Assem a écouté. Il n'a pas ri. D'habitude, lorsque
je raconte cette anecdote, les gens rient, prenant
cela pour un bon mot. Lui, non. Il n'a pas ri parce
qu'il est comme moi : il sait que c'est vrai. Et il
a demandé qui était Mariette Pacha. Alors j'ai
raconté un peu l'histoire de ce pionnier, inventeur
de l'archéologie moderne. J'ai raconté la découverte
du Sérapéum. « C'est
quoi le Sérapéum ? » J'ai expliqué que
c'était un tombeau pour les taureaux Apis. Cela l'a
intrigué. « Les
taureaux Apis... ? » Alors j'ai
détaillé : les prêtres qui désignent un taureau
sacré, à la robe noire, avec un triangle inversé
blanc sur le front. J'ai raconté la longue
procession de la bête sur le Nil et partout, sur les
berges, les hommes qui se prosternent. J'ai raconté,
à la mort de chaque taureau Apis, les soixante-dix
jours de deuil, l'embaumement de la bête, sa
sépulture dans ce temple où tous les taureaux se
succèdent, génération après génération, et les
prêtres, déjà, qui repartent à la recherche de la
réincarnation de celui qui vient de mourir. « Tout cela pour un
taureau ? » a-t-il dit, avec
admiration. Oui. Et Mariette Pacha qui découvre le
lieu. Le premier. Sans savoir encore qu'après cela,
sa vie ne sera plus jamais la même et qu'il sera lié
pour toujours à l'Egypte, lui, le petit Boulonnais
qui finira pacha, enterré dans le musée de Boulaq.

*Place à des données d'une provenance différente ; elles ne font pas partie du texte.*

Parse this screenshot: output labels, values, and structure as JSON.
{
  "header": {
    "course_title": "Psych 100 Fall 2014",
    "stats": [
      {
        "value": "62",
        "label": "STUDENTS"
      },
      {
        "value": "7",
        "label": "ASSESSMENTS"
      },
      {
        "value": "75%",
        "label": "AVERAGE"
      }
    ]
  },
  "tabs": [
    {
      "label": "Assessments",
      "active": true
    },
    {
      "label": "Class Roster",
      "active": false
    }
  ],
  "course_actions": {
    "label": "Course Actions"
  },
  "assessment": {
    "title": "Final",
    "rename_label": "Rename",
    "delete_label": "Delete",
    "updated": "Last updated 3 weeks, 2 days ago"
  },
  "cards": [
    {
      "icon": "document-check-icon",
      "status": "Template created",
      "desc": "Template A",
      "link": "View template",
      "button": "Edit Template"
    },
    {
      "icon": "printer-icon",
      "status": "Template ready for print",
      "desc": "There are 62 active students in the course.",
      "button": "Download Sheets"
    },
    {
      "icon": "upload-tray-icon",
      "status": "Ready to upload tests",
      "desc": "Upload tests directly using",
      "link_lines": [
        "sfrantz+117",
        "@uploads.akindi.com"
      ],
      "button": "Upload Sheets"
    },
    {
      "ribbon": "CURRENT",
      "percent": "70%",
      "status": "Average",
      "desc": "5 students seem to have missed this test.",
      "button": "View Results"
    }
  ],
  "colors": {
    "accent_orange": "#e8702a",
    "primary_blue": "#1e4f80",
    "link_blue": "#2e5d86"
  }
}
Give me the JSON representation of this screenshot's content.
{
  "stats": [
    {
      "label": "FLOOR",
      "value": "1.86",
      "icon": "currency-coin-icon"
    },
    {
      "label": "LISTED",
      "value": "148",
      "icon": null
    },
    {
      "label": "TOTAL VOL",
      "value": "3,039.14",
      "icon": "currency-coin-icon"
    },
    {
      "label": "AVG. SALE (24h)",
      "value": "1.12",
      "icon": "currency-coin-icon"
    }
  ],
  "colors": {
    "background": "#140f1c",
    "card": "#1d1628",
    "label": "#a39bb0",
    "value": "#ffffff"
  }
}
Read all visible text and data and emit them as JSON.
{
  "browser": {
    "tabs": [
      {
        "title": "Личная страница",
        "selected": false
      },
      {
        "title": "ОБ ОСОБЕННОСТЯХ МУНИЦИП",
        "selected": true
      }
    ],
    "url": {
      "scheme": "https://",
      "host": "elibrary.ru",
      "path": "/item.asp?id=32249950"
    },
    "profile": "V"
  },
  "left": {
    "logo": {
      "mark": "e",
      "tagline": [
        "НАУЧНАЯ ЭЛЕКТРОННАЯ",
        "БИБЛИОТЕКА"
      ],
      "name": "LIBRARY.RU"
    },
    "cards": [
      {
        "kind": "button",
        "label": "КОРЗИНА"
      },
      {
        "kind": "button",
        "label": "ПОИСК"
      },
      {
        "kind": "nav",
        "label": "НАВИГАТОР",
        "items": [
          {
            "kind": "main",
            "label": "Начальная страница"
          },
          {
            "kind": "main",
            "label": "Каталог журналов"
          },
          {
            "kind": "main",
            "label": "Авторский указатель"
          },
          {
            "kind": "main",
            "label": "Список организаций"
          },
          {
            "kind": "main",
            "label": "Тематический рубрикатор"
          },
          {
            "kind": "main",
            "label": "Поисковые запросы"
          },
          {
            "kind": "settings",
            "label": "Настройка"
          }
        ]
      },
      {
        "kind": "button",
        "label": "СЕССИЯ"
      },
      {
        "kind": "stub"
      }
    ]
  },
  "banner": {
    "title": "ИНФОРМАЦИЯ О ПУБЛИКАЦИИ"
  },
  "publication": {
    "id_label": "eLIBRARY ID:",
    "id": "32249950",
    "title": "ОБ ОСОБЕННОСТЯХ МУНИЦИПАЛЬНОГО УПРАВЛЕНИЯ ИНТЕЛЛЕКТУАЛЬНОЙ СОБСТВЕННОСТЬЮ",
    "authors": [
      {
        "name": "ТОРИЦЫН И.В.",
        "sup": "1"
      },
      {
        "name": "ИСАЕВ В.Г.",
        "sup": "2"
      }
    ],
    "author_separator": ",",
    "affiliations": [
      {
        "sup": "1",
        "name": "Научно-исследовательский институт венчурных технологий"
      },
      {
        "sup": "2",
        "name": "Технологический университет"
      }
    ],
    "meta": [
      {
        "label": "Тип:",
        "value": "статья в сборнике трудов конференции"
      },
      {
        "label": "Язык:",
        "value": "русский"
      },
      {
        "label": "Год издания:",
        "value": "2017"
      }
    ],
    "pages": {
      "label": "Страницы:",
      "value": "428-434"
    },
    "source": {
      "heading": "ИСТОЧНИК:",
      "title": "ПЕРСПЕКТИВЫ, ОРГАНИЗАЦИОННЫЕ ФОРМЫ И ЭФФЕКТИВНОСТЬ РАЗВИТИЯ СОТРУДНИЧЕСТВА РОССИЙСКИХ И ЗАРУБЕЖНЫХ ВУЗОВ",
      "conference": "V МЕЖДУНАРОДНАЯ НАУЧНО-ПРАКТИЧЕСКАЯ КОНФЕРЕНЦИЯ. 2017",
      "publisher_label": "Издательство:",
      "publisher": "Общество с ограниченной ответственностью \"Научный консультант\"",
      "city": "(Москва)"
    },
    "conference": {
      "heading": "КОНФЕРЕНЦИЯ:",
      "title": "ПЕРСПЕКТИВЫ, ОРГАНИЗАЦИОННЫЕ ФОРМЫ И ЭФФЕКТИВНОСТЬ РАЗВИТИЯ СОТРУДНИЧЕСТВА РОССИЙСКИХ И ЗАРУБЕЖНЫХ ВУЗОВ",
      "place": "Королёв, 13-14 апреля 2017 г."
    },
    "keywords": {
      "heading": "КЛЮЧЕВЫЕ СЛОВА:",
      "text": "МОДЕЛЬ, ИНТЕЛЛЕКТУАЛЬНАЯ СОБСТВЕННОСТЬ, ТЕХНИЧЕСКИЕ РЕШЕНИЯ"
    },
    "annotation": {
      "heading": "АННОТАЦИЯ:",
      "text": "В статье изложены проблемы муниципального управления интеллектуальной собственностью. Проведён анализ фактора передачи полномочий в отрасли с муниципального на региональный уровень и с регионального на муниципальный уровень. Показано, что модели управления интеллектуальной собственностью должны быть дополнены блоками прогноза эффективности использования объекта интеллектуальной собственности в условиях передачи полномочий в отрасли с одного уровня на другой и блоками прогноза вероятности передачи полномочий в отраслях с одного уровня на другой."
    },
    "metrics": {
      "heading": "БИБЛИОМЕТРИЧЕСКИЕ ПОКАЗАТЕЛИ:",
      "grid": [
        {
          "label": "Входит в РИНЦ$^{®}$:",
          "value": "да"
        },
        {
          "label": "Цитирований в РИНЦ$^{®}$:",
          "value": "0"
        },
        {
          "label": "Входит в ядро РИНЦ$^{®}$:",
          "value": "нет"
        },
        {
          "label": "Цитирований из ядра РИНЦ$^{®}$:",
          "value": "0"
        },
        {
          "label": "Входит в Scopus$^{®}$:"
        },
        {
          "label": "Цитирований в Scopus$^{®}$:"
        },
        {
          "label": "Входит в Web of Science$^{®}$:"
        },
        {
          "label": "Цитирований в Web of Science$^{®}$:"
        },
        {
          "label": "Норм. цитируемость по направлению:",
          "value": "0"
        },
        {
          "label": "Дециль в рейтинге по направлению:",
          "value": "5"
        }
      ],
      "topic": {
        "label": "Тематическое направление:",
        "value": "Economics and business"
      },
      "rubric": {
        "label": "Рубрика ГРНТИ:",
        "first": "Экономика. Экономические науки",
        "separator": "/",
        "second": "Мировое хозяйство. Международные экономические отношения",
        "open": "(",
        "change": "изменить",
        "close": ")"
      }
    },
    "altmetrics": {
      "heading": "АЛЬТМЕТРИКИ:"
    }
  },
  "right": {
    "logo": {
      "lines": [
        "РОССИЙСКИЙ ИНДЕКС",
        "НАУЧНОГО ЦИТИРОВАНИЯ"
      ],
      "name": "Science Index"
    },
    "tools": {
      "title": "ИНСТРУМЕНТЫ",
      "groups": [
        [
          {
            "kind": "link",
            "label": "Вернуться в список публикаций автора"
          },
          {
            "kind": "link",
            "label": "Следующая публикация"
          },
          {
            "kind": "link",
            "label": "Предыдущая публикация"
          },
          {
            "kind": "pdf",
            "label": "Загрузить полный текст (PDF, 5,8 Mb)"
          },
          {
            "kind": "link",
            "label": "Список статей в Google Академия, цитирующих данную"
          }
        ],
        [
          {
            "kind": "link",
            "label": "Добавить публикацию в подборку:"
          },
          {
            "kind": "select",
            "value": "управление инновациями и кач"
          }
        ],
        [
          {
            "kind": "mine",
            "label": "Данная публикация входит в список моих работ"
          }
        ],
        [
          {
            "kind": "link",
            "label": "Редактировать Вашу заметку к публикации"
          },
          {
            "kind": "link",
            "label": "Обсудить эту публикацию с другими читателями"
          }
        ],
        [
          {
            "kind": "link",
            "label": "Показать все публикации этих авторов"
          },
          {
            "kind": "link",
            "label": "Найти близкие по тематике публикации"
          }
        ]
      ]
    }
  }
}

La difficulté des fouilles. L'attente de l'obtention
du fameux firman qui permet de creuser et le jour,
enfin, où ils peuvent ouvrir la porte qu'ils ont
réussi à dégager du sable. J'ai raconté la colonne
de vapeur bleue qui sort de la porte ouverte,
« comme de la
bouche d'un volcan », dit Mariette
dans ses écrits. Pendant quatre heures, la tombe se
vide de cet air prisonnier depuis des siècles. Je
vois Assem fermer les yeux, imaginer ce spectacle.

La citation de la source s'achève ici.